According to a press release from Naral Pro-Choice New York, a group that lobbied for three years to advocate the fruition of the "The Unintended Pregnancy Prevention Act," women would no longer have to be inconvenienced.
They explain that the passage of the pill bill would allow an individual to easily access the emergency contraceptive with a trip to her local nurse, midwife, or pharmacist. "A higher dosage of regular birth control pills that must be taken within 120 hours to be effective, and are seven times more effective when used with 24 hours," is Naral Pro-Choice's definition of the ECP, or "Plan B" a brand name for the morning-after pill.
To return to our earlier example of the 13-year-old ECP consumer, she did not have to see a pharmacist in the drugstore to get her ECP. Contrary to popular opinion, however, the pill was not available over-the-counter.

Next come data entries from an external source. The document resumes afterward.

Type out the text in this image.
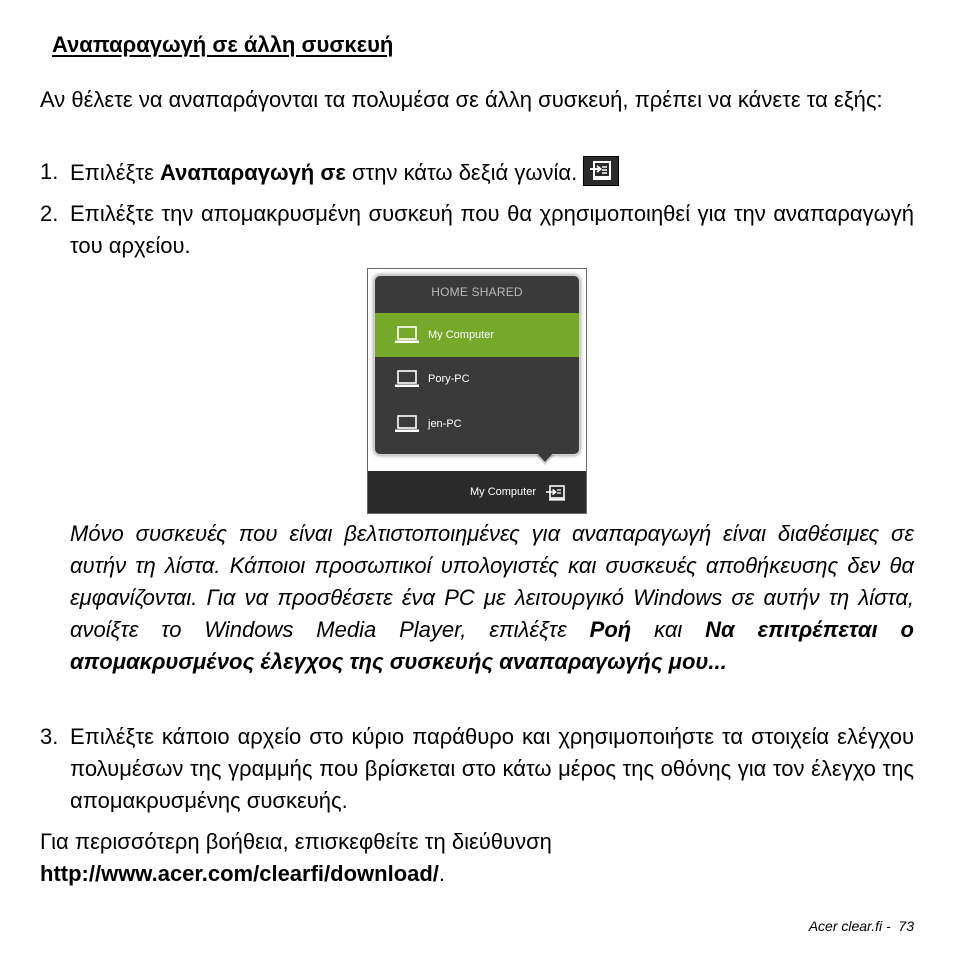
Αναπαραγωγή σε άλλη συσκευή
Αν θέλετε να αναπαράγονται τα πολυμέσα σε άλλη συσκευή, πρέπει να κάνετε τα εξής:
1. Επιλέξτε Αναπαραγωγή σε στην κάτω δεξιά γωνία.
2. Επιλέξτε την απομακρυσμένη συσκευή που θα χρησιμοποιηθεί για την αναπαραγωγή του αρχείου.
Μόνο συσκευές που είναι βελτιστοποιημένες για αναπαραγωγή είναι διαθέσιμες σε αυτήν τη λίστα. Κάποιοι προσωπικοί υπολογιστές και συσκευές αποθήκευσης δεν θα εμφανίζονται. Για να προσθέσετε ένα PC με λειτουργικό Windows σε αυτήν τη λίστα, ανοίξτε το Windows Media Player, επιλέξτε Ροή και Να επιτρέπεται ο απομακρυσμένος έλεγχος της συσκευής αναπαραγωγής μου...
3. Επιλέξτε κάποιο αρχείο στο κύριο παράθυρο και χρησιμοποιήστε τα στοιχεία ελέγχου πολυμέσων της γραμμής που βρίσκεται στο κάτω μέρος της οθόνης για τον έλεγχο της απομακρυσμένης συσκευής.
Για περισσότερη βοήθεια, επισκεφθείτε τη διεύθυνση
http://www.acer.com/clearfi/download/.
HOME SHARED
My Computer
Pory-PC
jen-PC
My Computer
Acer clear.fi -  73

For now, the bill is not legislative modus operandi; to acquire ECP, a woman must first consult a physician or other health professional. The likelihood of Gov. Pataki giving the bill his proverbial stamp of approval is slim. A Republican governor in a Democratic state who has a vested interest in maintaining his reputation is not likely to take any type of action in regards to birth control without careful deliberation. It is rumored that Pataki may be swimming toward the current of national politics. To veto or pass the bill would dissolve his popularity in either one of the clashing parties. If Pataki makes the "pill bill" the "pill law," he would be taking a decisive stance that could harm his reputation with conservative constituents. However, if he vetoes the bill, the leftists will be equally displeased.
This leaves me to the conclusion that there will not be one. The capsules of controversy will remain, and for now, the 13-year-old in line at the drugstore will have to settle for acne cream, the perfect complement to our bar of chocolate.